Year: | 1505 |
Allegory of Chastity is a c.1505 oil-on-panel painting by the Italian Renaissance artist Lorenzo Lotto.
It was first recorded in the 19th century, when it was in the Castelbarco collection in Milan. It was then sold to Sir William Martin Conway in 1887 and moved to his home at Allington Castle in Kent. Its next owner was Alessandro Contini-Bonacossi, who on 4 October 1934 sold it to Samuel H. Kress, who took it to the USA and gave it to the National Gallery of Art in 1939, where it still hangs.
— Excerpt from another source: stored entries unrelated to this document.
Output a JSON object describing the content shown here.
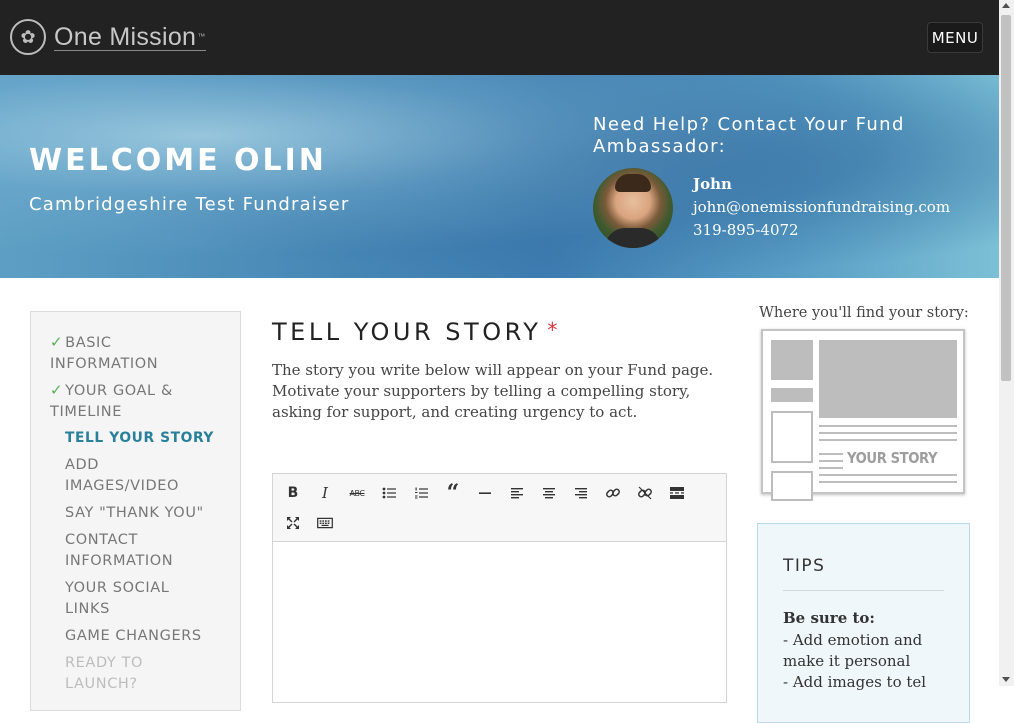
{
  "header": {
    "logo_text": "One Mission",
    "logo_tm": "™",
    "menu_label": "MENU"
  },
  "hero": {
    "welcome": "WELCOME OLIN",
    "fundraiser_name": "Cambridgeshire Test Fundraiser",
    "help_title": "Need Help? Contact Your Fund Ambassador:",
    "ambassador": {
      "name": "John",
      "email": "john@onemissionfundraising.com",
      "phone": "319-895-4072"
    }
  },
  "sidebar": {
    "steps": [
      {
        "label": "BASIC INFORMATION",
        "state": "done"
      },
      {
        "label": "YOUR GOAL & TIMELINE",
        "state": "done"
      },
      {
        "label": "TELL YOUR STORY",
        "state": "active"
      },
      {
        "label": "ADD IMAGES/VIDEO",
        "state": "todo"
      },
      {
        "label": "SAY \"THANK YOU\"",
        "state": "todo"
      },
      {
        "label": "CONTACT INFORMATION",
        "state": "todo"
      },
      {
        "label": "YOUR SOCIAL LINKS",
        "state": "todo"
      },
      {
        "label": "GAME CHANGERS",
        "state": "todo"
      },
      {
        "label": "READY TO LAUNCH?",
        "state": "disabled"
      }
    ],
    "check_glyph": "✓"
  },
  "main": {
    "title": "TELL YOUR STORY",
    "required_mark": "*",
    "description": "The story you write below will appear on your Fund page. Motivate your supporters by telling a compelling story, asking for support, and creating urgency to act.",
    "editor": {
      "toolbar": [
        "bold-icon",
        "italic-icon",
        "strikethrough-icon",
        "bulleted-list-icon",
        "numbered-list-icon",
        "blockquote-icon",
        "horizontal-rule-icon",
        "align-left-icon",
        "align-center-icon",
        "align-right-icon",
        "link-icon",
        "unlink-icon",
        "read-more-icon",
        "fullscreen-icon",
        "keyboard-icon"
      ],
      "content": ""
    }
  },
  "right": {
    "find_label": "Where you'll find your story:",
    "preview_text": "YOUR STORY",
    "tips": {
      "title": "TIPS",
      "subtitle": "Be sure to:",
      "items": [
        "- Add emotion and make it personal",
        "- Add images to tel"
      ]
    }
  },
  "colors": {
    "header_bg": "#222222",
    "active_step": "#28809a",
    "done_check": "#58b058",
    "required": "#d9343a",
    "tips_bg": "#f0f7fa"
  }
}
Its dating is based on stylistic similarities to Lotto's Allegory of Virtue and Vice, a cover Lotto had produced for his own Portrait of Bernardo de' Rossi. It was probably a cover itself, possibly for Portrait of a Woman (Musée des Beaux-Arts de Dijon). Lotto was then a young protege of de' Rossi, who had gathered a small circle of writers and artists around him. Radiography has shown a partial under-drawing for a different image, probably a Hercules at the Crossroads, another theme on the choice between vice and virtue.
The background landscape recalls Dürer's watercolours and Giorgione's landscape paintings. A young woman in white and gold leans against a laurel tree in the centre, possibly referring to Daphne, and ignores two satyrs (one female, one male), symbolising intoxication and lust. A putto pours a cascade of white flowers over her.